3- sans efficacité, inapplicable, le gouvernement veut donc agir sur les symboles. C’est à mauvais escient. Les symboles à défendre sont ceux de notre tradition républicaine.
La première préoccupation des autorités devrait être la cohésion nationale, la cohésion entre tous les Français quelles que soient leur origines. Or, Si cette réforme constitutionnelle était adoptée, elle inscrirait la marque dans notre loi fondamentale d’une différence entre deux catégories de Français, la marque de divisions parfaitement artificielles. Cela aura des effets très négatifs sur la cohésion que nous devons rechercher et probablement aucun effet réel contre le terrorisme. Un binational est un Français à part entière aux droits strictement identiques aux autres. Commencer fusse pour des exceptions à rompre avec cette notion laisse entrevoir la possibilité de le faire pour d’autres si l’intérêt national était en jeu. C’est à haut risque 
L’idée que des enfants nés Français ne rentreraient pas tous strictement dans le même cadre constitutionnel est une entorse aux principes du droit du sol, principe datant de la Révolution française et que l’extrême droite a toujours contesté.
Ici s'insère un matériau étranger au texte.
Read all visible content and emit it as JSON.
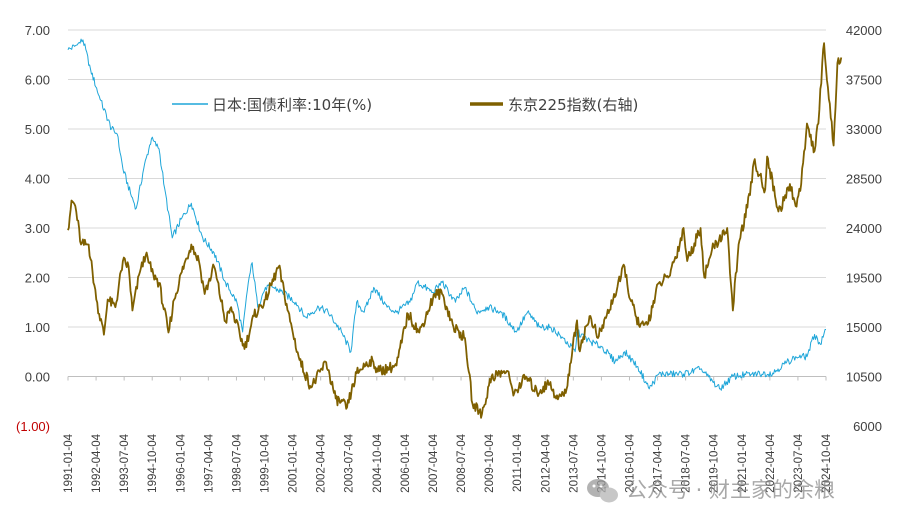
{
  "chart_data": {
    "type": "line",
    "legend_position": "top",
    "grid": "horizontal",
    "y_left": {
      "range": [
        -1,
        7
      ],
      "ticks": [
        -1,
        0,
        1,
        2,
        3,
        4,
        5,
        6,
        7
      ],
      "tick_labels": [
        "(1.00)",
        "0.00",
        "1.00",
        "2.00",
        "3.00",
        "4.00",
        "5.00",
        "6.00",
        "7.00"
      ],
      "negative_color": "#c00000"
    },
    "y_right": {
      "range": [
        6000,
        42000
      ],
      "ticks": [
        6000,
        10500,
        15000,
        19500,
        24000,
        28500,
        33000,
        37500,
        42000
      ],
      "tick_labels": [
        "6000",
        "10500",
        "15000",
        "19500",
        "24000",
        "28500",
        "33000",
        "37500",
        "42000"
      ]
    },
    "x_range": [
      "1991-01-04",
      "2024-04-01"
    ],
    "x_tick_labels": [
      "1991-01-04",
      "1992-04-04",
      "1993-07-04",
      "1994-10-04",
      "1996-01-04",
      "1997-04-04",
      "1998-07-04",
      "1999-10-04",
      "2001-01-04",
      "2002-04-04",
      "2003-07-04",
      "2004-10-04",
      "2006-01-04",
      "2007-04-04",
      "2008-07-04",
      "2009-10-04",
      "2011-01-04",
      "2012-04-04",
      "2013-07-04",
      "2014-10-04",
      "2016-01-04",
      "2017-04-04",
      "2018-07-04",
      "2019-10-04",
      "2021-01-04",
      "2022-04-04",
      "2023-07-04",
      "2024-10-04"
    ],
    "series": [
      {
        "name": "日本:国债利率:10年(%)",
        "axis": "left",
        "color": "#1fa6d9",
        "points": [
          [
            "1991-01-04",
            6.6
          ],
          [
            "1991-06-01",
            6.7
          ],
          [
            "1991-09-01",
            6.8
          ],
          [
            "1992-01-01",
            6.2
          ],
          [
            "1992-06-01",
            5.6
          ],
          [
            "1992-12-01",
            5.0
          ],
          [
            "1993-03-01",
            4.9
          ],
          [
            "1993-06-01",
            4.2
          ],
          [
            "1993-10-01",
            3.7
          ],
          [
            "1994-01-01",
            3.4
          ],
          [
            "1994-05-01",
            4.2
          ],
          [
            "1994-09-01",
            4.8
          ],
          [
            "1995-01-01",
            4.6
          ],
          [
            "1995-04-01",
            3.8
          ],
          [
            "1995-08-01",
            2.8
          ],
          [
            "1996-01-01",
            3.2
          ],
          [
            "1996-06-01",
            3.5
          ],
          [
            "1996-12-01",
            2.8
          ],
          [
            "1997-06-01",
            2.5
          ],
          [
            "1997-12-01",
            1.9
          ],
          [
            "1998-06-01",
            1.5
          ],
          [
            "1998-09-01",
            0.9
          ],
          [
            "1998-12-01",
            1.9
          ],
          [
            "1999-02-01",
            2.3
          ],
          [
            "1999-05-01",
            1.4
          ],
          [
            "1999-09-01",
            1.8
          ],
          [
            "2000-01-01",
            1.8
          ],
          [
            "2000-06-01",
            1.7
          ],
          [
            "2001-01-01",
            1.5
          ],
          [
            "2001-06-01",
            1.2
          ],
          [
            "2002-01-01",
            1.4
          ],
          [
            "2002-06-01",
            1.3
          ],
          [
            "2003-01-01",
            0.9
          ],
          [
            "2003-06-01",
            0.5
          ],
          [
            "2003-09-01",
            1.5
          ],
          [
            "2004-01-01",
            1.3
          ],
          [
            "2004-06-01",
            1.8
          ],
          [
            "2005-01-01",
            1.4
          ],
          [
            "2005-06-01",
            1.3
          ],
          [
            "2006-01-01",
            1.5
          ],
          [
            "2006-05-01",
            1.9
          ],
          [
            "2007-01-01",
            1.7
          ],
          [
            "2007-06-01",
            1.9
          ],
          [
            "2008-01-01",
            1.5
          ],
          [
            "2008-06-01",
            1.8
          ],
          [
            "2008-12-01",
            1.3
          ],
          [
            "2009-06-01",
            1.4
          ],
          [
            "2010-01-01",
            1.3
          ],
          [
            "2010-09-01",
            0.9
          ],
          [
            "2011-03-01",
            1.3
          ],
          [
            "2011-09-01",
            1.0
          ],
          [
            "2012-03-01",
            1.0
          ],
          [
            "2012-09-01",
            0.8
          ],
          [
            "2013-04-01",
            0.5
          ],
          [
            "2013-05-01",
            0.9
          ],
          [
            "2013-12-01",
            0.7
          ],
          [
            "2014-06-01",
            0.6
          ],
          [
            "2015-01-01",
            0.3
          ],
          [
            "2015-06-01",
            0.5
          ],
          [
            "2016-01-01",
            0.2
          ],
          [
            "2016-07-01",
            -0.25
          ],
          [
            "2016-12-01",
            0.05
          ],
          [
            "2018-01-01",
            0.05
          ],
          [
            "2018-10-01",
            0.15
          ],
          [
            "2019-08-01",
            -0.25
          ],
          [
            "2020-03-01",
            0.0
          ],
          [
            "2021-01-01",
            0.05
          ],
          [
            "2021-12-01",
            0.07
          ],
          [
            "2022-06-01",
            0.25
          ],
          [
            "2022-12-01",
            0.4
          ],
          [
            "2023-06-01",
            0.4
          ],
          [
            "2023-10-01",
            0.85
          ],
          [
            "2024-01-01",
            0.65
          ],
          [
            "2024-04-01",
            0.95
          ]
        ]
      },
      {
        "name": "东京225指数(右轴)",
        "axis": "right",
        "color": "#7f6000",
        "points": [
          [
            "1991-01-04",
            23800
          ],
          [
            "1991-03-01",
            26500
          ],
          [
            "1991-05-01",
            26000
          ],
          [
            "1991-08-01",
            22500
          ],
          [
            "1991-12-01",
            22500
          ],
          [
            "1992-04-01",
            17500
          ],
          [
            "1992-08-01",
            14300
          ],
          [
            "1992-10-01",
            17500
          ],
          [
            "1993-02-01",
            16800
          ],
          [
            "1993-06-01",
            21000
          ],
          [
            "1993-09-01",
            20500
          ],
          [
            "1993-11-01",
            16500
          ],
          [
            "1994-03-01",
            20000
          ],
          [
            "1994-06-01",
            21500
          ],
          [
            "1994-10-01",
            19800
          ],
          [
            "1995-01-01",
            19000
          ],
          [
            "1995-06-01",
            14500
          ],
          [
            "1995-09-01",
            17500
          ],
          [
            "1996-01-01",
            20000
          ],
          [
            "1996-06-01",
            22500
          ],
          [
            "1996-10-01",
            21000
          ],
          [
            "1997-01-01",
            18000
          ],
          [
            "1997-06-01",
            20500
          ],
          [
            "1997-12-01",
            15500
          ],
          [
            "1998-03-01",
            16800
          ],
          [
            "1998-10-01",
            13000
          ],
          [
            "1999-03-01",
            16000
          ],
          [
            "1999-09-01",
            17500
          ],
          [
            "2000-04-01",
            20500
          ],
          [
            "2000-10-01",
            15500
          ],
          [
            "2001-03-01",
            12000
          ],
          [
            "2001-09-01",
            9500
          ],
          [
            "2002-05-01",
            11800
          ],
          [
            "2002-10-01",
            8500
          ],
          [
            "2003-04-01",
            7700
          ],
          [
            "2003-09-01",
            10800
          ],
          [
            "2004-04-01",
            12000
          ],
          [
            "2004-09-01",
            11000
          ],
          [
            "2005-06-01",
            11500
          ],
          [
            "2005-12-01",
            16200
          ],
          [
            "2006-06-01",
            14500
          ],
          [
            "2007-02-01",
            18000
          ],
          [
            "2007-06-01",
            18000
          ],
          [
            "2007-12-01",
            15000
          ],
          [
            "2008-06-01",
            14000
          ],
          [
            "2008-10-01",
            8000
          ],
          [
            "2009-03-01",
            7100
          ],
          [
            "2009-08-01",
            10500
          ],
          [
            "2010-04-01",
            11000
          ],
          [
            "2010-08-01",
            9000
          ],
          [
            "2011-02-01",
            10500
          ],
          [
            "2011-08-01",
            9000
          ],
          [
            "2012-03-01",
            10000
          ],
          [
            "2012-06-01",
            8500
          ],
          [
            "2012-11-01",
            9000
          ],
          [
            "2013-05-01",
            15600
          ],
          [
            "2013-06-01",
            13000
          ],
          [
            "2013-12-01",
            16000
          ],
          [
            "2014-04-01",
            14000
          ],
          [
            "2014-12-01",
            17500
          ],
          [
            "2015-06-01",
            20500
          ],
          [
            "2015-09-01",
            17500
          ],
          [
            "2016-02-01",
            15000
          ],
          [
            "2016-06-01",
            15200
          ],
          [
            "2016-12-01",
            19000
          ],
          [
            "2017-05-01",
            19500
          ],
          [
            "2017-11-01",
            22500
          ],
          [
            "2018-01-01",
            24000
          ],
          [
            "2018-03-01",
            21000
          ],
          [
            "2018-10-01",
            24000
          ],
          [
            "2018-12-01",
            19500
          ],
          [
            "2019-04-01",
            22000
          ],
          [
            "2019-12-01",
            24000
          ],
          [
            "2020-03-01",
            16500
          ],
          [
            "2020-06-01",
            22500
          ],
          [
            "2020-12-01",
            27000
          ],
          [
            "2021-02-01",
            30000
          ],
          [
            "2021-08-01",
            27500
          ],
          [
            "2021-09-01",
            30500
          ],
          [
            "2022-03-01",
            25500
          ],
          [
            "2022-06-01",
            26500
          ],
          [
            "2022-09-01",
            28000
          ],
          [
            "2022-12-01",
            26000
          ],
          [
            "2023-03-01",
            28000
          ],
          [
            "2023-06-01",
            33500
          ],
          [
            "2023-10-01",
            31000
          ],
          [
            "2023-12-01",
            33500
          ],
          [
            "2024-02-01",
            39000
          ],
          [
            "2024-03-01",
            40800
          ],
          [
            "2024-04-01",
            38500
          ],
          [
            "2024-08-01",
            31500
          ],
          [
            "2024-10-01",
            39000
          ],
          [
            "2024-12-01",
            39500
          ]
        ]
      }
    ]
  },
  "watermark": {
    "text": "公众号 · 财主家的余粮",
    "icon": "wechat-icon"
  }
}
Si c’est une affaire de symbole, alors tenons bon sur nos principes et ne cédons ni à la poussée du FN, ni à l’idéologie islamiste qui conteste nos valeurs républicaines.
Certes la mesure ne doit viser que les terroristes mais une fois constitutionnalisée, la mesure peut «évoluer» au cours du temps et la notion de terrorisme, de crime contre le pays aussi. Evidemment en temps normal, quand la démocratie fonctionne bien, les risques sont plus que limités. Mais la constitution est aussi là pour nous garantir quand le pays, ses gouvernants sont tentés de dériver, de s’écarter de nos fondamentaux.

Enfin, il nous parait utile de préciser - puisque ceux qui à gauche défendent soudainement une position que nous avons toujours combattue saluent le respect de l'avis du Conseil d'État par l'exécutif - que le Conseil d'État ne s'est absolument pas prononcé sur le fond du débat laissant à l'exécutif l'entière responsabilité de ses choix. Il n'est donc pas possible de se cacher derrière cet avis pour y trouver une quelconque onction juridique et républicaine.


4- L'adoption de cette mesure serait une victoire de l'extrême droite, divisant la gauche, mettant à mal l'unité nationale et ouvrant la porte à des nouvelles extensions. 
Pourquoi reprendre à notre compte une proposition de toujours de Jean-Marie Le Pen et du FN que toute la gauche et le PS ont toujours combattu. Pourquoi reprendre une proposition de Nicolas Sarkozy dans son fameux discours de Grenoble que nous avons fustigé ? 
Pourquoi infliger une défaite culturelle supplémentaire à la gauche, qui plus est en la divisant ? Ce n’est pas pour lutter efficacement contre le terrorisme, c’est donc purement pour faire un coup politique, faire un pas de plus dans la triangulation, c’est-à-dire prendre les propositions du camp adverse pour espérer convaincre une partie de son électorat. Faire croire qu’on fait vivre l’union nationale. Que signifie l’union nationale avec des propositions qui rassemble la droite, le FN et divise une large partie de la gauche. Tout cela parce que le président s’était aventuré sur cette pente glissante au Congrès de Versailles et pour asseoir – parait il – son autorité, il faudrait persister dans l’erreur. On risque de voir refleurir le leitmotiv de ce quinquennat : on ne peut pas se diviser, surtout dans des temps aussi difficiles, donc abjurons-nous. Depuis toujours la gauche et bien des républicains ont été contre cette mesure, rien ne justifie qu’on cède. Ni les difficultés de François Hollande à affirmer son autorité, à convaincre les Français, ni l’urgence de la situation. D’ailleurs l’urgence n’est pas seulement sur le terrain de la sécurité, elle est aussi sociale.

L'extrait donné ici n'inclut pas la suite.